As construction boomed in Ontario in the 2010s, local minnow numbers fell by half. Ontario’s population of redside dace now inhabits much of the Greater Toronto and Hamilton Area — including the Credit and Humber rivers, which will be crossed by Highway 413. They also live in tributaries of the Holland River, which will be crossed by another Ford government project called Bradford Bypass. These fragile but persistent schools have slowed or stopped more than a few major developments in the past few years.
At the same time, Jackson said, scientists have had trouble getting permits from Ontario’s Environment Ministry to study the species and gather evidence showing where it might be. So streams listed as empty of redside dace for more than a decade may not have been properly investigated, he said.
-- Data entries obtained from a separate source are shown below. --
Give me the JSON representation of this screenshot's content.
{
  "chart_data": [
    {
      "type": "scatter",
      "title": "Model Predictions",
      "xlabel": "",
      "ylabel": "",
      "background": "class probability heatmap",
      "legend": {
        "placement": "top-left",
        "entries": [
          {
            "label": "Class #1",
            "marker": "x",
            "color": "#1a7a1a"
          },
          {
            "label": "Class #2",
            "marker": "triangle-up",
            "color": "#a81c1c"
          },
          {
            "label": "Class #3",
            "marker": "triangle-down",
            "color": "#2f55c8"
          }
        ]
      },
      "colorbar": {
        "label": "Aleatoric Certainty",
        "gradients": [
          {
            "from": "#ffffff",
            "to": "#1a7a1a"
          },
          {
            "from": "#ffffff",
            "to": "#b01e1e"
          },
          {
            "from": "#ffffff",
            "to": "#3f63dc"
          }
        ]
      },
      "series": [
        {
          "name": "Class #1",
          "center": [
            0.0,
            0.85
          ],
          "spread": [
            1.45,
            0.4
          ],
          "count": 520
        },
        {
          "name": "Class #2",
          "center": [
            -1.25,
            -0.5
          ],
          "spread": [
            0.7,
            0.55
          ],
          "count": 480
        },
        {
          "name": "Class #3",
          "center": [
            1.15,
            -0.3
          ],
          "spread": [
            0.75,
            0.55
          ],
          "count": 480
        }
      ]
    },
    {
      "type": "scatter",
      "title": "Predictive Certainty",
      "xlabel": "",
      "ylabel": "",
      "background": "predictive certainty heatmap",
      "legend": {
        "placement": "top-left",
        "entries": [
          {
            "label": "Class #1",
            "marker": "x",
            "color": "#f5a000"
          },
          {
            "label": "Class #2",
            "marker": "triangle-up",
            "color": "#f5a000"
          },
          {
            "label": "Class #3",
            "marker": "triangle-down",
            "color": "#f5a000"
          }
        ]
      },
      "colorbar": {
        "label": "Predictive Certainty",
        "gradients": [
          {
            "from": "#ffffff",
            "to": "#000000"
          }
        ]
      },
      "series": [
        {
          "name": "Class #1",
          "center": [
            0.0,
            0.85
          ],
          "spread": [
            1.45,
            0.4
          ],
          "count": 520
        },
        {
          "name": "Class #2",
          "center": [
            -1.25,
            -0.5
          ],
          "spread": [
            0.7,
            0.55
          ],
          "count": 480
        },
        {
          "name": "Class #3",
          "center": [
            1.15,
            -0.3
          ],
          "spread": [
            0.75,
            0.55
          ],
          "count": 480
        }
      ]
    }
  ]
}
“We’ve got this situation where the government is actually cutting in half the length of time that an area can be considered occupied,” he said. “But at the same time, sampling is also not allowed in those areas. So we don’t really know what the status is and whether the species is present or not.
The Ministry of the Environment did not answer questions about how many permits it gives to scientists studying the redside dace, or what evidence it relied on to prepare the plan. If the Ontario government decides to give the green light to the changes, it’s unclear how it will affect Highway 413’s federal impact assessment.
The Impact Assessment Agency of Canada, which is responsible for the federal review of Highway 413, did not respond to a request for comment from The Narwhal by deadline. Even the office of federal Environment Minister Steven Guilbeault.
More changes could exempt mines from endangered species laws, cut protections for butternut trees
The Ontario government is also proposing to adjust protections for the butternut tree, another species at risk along the route of Highway 413. People or companies proposing some type of work that will harm the tree will have to submit report from an expert on the health of butternut trees that will be affected. Right now, the Environment Ministry takes 30 days to review that report and inspect the trees, if necessary — but the proposed change would eliminate the waiting period, meaning builders could begin work that could damage the trees before the ministry has time to review the report of findings and procedures.
Last year, Ontario’s auditor general found that the government had failed to write a plan to protect the butternut tree, among other species.
A third change proposed by the ministry would require mining companies to comply with most endangered species rules when they build roads to access mineral exploration sites – areas where prospectors search to see if there is anything in the ground worth mining. Most of the activities that mining companies do while they are exploring a site are already exempt from the endangered species rules.
Ontario Nature said the proposed changes are “another example of the Ontario Government’s relentless push to prioritize development over environmental protection.”